La collaboration avec un freelance s’anticipe. Première étape : le brief. " C’est crucial. Il faut une description carré et précise, rappelle Perrine Ferrault. Cela revient à expliciter la mission, le contexte dans lequel se déroule la mission, les ressources allouées, les contacts, les attendus exacts, la contribution au projet, les méthodes de travail… L’intérêt de la mission prime sur la rémunération. "

Aucun freelance sérieux ne répondra favorablement à un brief de deux lignes. " Il faut être transparent pour qu’il y ait une bonne adéquation entre l’offre de mission et la réalité du terrain, et ne pas hésiter à donner des éléments sur la culture et les valeurs de l’entreprise ! ",  complète Constance Névoret.

Avec ou sans Chief Freelance Officer

" Tout va beaucoup plus vite, commence Perrine Ferrault. Entre la soumission du brief et la signature du contrat, une semaine s’écoule ! RH et opérationnels doivent pouvoir être réactifs et bousculer les process un peu lourds. "

Tout le monde doit également avoir en tête que le freelance a choisi son statut pour jouir d’une forme d’indépendance et de flexibilité. Le lien de subordination n’existe pas (sans quoi, la collaboration pourrait s’apparenter à du salariat déguisé).
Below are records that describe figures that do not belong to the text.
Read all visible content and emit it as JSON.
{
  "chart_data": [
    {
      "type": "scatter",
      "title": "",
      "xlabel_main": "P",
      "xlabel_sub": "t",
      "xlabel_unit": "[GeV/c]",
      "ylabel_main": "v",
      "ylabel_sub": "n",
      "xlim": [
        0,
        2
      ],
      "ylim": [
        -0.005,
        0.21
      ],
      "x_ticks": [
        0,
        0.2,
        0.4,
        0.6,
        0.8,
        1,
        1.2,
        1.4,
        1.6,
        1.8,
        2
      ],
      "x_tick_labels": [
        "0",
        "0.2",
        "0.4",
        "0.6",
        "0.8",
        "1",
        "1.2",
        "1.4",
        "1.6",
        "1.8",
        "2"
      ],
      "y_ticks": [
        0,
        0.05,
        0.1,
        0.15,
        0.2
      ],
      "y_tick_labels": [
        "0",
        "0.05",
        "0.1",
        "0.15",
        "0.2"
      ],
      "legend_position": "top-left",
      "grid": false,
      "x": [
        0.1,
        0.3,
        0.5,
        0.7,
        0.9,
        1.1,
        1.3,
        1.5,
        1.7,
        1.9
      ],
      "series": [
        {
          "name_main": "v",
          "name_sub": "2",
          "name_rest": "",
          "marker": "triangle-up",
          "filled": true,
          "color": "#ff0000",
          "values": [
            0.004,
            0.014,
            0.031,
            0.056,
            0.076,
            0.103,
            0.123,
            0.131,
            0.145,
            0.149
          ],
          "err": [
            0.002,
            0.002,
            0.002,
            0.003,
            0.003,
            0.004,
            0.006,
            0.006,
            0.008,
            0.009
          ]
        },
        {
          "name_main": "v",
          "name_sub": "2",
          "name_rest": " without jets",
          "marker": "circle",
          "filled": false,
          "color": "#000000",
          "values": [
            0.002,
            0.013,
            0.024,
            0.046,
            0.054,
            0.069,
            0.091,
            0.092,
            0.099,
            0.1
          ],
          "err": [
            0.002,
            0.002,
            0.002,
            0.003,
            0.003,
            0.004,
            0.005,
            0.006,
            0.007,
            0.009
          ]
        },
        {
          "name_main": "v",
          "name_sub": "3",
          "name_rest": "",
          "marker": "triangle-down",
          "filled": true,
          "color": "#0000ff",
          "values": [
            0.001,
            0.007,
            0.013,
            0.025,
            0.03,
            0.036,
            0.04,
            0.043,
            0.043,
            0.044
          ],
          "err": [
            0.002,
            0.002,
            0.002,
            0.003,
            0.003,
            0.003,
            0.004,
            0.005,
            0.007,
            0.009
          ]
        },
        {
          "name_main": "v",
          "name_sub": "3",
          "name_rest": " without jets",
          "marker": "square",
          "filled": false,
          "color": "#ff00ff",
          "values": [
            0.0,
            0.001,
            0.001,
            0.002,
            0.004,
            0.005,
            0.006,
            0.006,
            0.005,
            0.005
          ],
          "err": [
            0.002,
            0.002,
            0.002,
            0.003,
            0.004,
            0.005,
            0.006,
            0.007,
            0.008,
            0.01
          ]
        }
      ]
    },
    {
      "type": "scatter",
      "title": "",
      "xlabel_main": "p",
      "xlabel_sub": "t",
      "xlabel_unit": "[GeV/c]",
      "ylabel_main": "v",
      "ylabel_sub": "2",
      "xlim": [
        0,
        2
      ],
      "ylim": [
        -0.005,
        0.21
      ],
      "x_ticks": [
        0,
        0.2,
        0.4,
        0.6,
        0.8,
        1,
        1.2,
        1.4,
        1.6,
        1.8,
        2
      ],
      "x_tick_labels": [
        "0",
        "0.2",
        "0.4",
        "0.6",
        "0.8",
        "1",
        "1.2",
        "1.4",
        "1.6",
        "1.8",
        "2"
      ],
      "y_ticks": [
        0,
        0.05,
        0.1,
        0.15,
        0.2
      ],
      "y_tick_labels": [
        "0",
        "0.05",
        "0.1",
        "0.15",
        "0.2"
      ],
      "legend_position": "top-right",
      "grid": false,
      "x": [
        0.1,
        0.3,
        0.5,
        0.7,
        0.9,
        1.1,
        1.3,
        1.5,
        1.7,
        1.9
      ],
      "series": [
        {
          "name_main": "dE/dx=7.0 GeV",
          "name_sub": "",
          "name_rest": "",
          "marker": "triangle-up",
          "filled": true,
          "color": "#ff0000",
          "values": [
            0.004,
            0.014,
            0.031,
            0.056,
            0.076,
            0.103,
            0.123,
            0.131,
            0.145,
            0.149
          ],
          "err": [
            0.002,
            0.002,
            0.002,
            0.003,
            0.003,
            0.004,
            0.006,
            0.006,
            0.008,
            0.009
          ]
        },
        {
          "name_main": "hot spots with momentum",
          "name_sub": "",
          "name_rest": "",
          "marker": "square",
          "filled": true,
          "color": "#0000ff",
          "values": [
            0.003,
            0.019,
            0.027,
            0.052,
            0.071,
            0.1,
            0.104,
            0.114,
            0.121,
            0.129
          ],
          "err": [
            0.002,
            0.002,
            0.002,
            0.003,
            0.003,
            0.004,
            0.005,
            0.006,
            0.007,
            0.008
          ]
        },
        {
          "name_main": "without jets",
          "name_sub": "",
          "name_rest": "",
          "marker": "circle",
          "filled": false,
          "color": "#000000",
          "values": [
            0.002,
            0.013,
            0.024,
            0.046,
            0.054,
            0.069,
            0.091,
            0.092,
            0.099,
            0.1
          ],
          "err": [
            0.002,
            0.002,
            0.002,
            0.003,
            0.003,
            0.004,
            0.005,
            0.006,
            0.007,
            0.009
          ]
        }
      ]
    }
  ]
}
Il doit être identifiable comme extérieur à l’entreprise (inutile de lui fournir une adresse mail).

Les entreprises commencent à former leur manager sur tous ces aspects de la gestion des " talents externes ". Certains se dotent même de Chief Freelance Officer, un métier qui a émergé il y a deux ans à peine.

Communiquer et outiller 

" Un freelance s’adapte vite mais il faut leur faire gagner du temps en lui expliquant les interactions, en organisant les ressources et les accès aux outils comme les messageries internes. "

Qu’il soit dans les murs de l’entreprise ou en full remote à l’autre bout du monde, la communication est centrale. " C’est une attente forte des collaborateurs externes tout comme la nécessité d’instaurer un suivi régulier avec l’entreprise le temps de la mission ", rapporte Constance Névoret.

Lorsque c’est possible, l’idéal est de désigner un référent qui ne soit pas un manager afin qu’il fluidifie la communication, suggère la Chief Freelance and Community Officer de Malt. La réactivité est le maître mot. Un freelance qui reste sans réponse à ses questions, ce sont des délais qui s’allongent et potentiellement une facture qui s’alourdit.

On ne laisse pas son freelance dans un coin

Pour Constance Névoret, il faut abolir les silos entre équipes internes et externes : " Le temps de sa mission, les freelances font partie intégrante de l’organisation. Ils sont encore souvent gérés par les départements achats des entreprises plutôt que par les RH. Mais les lignes bougent. Aux Etats-Unis, on parle de gestion totale des talents qu’ils soient salariés ou freelances. Le talent est perçu à travers sa compétence et non plus par le prisme d’un statut. "

Enfin, ce serait une erreur de ne pas convier le travailleur indépendant aux meetings-clés ou aux événements de l’entreprise. " Au-delà de la réalisation du projet, un freelance qui a multiplié les expériences, découvert de nombreux outils et méthodes, peut apporter un feedback intéressant, souligne Perrine Ferrault. C’est un bénéfice secondaire inattendu souvent cité par les entreprises. "

Plus étonnant, le freelance aime qu’on lui ouvre quelques perspectives sur de nouvelles collaborations. Histoire d’entretenir le lien. " Ça lui permet de s’économiser un peu dans la recherche de client et ça permet de fidéliser les talents ", rapporte Constance Névoret.

Mais rappelons-le, le couple entreprise-freelance, c’est aussi une histoire de feeling… d’un côté comme de l’autre.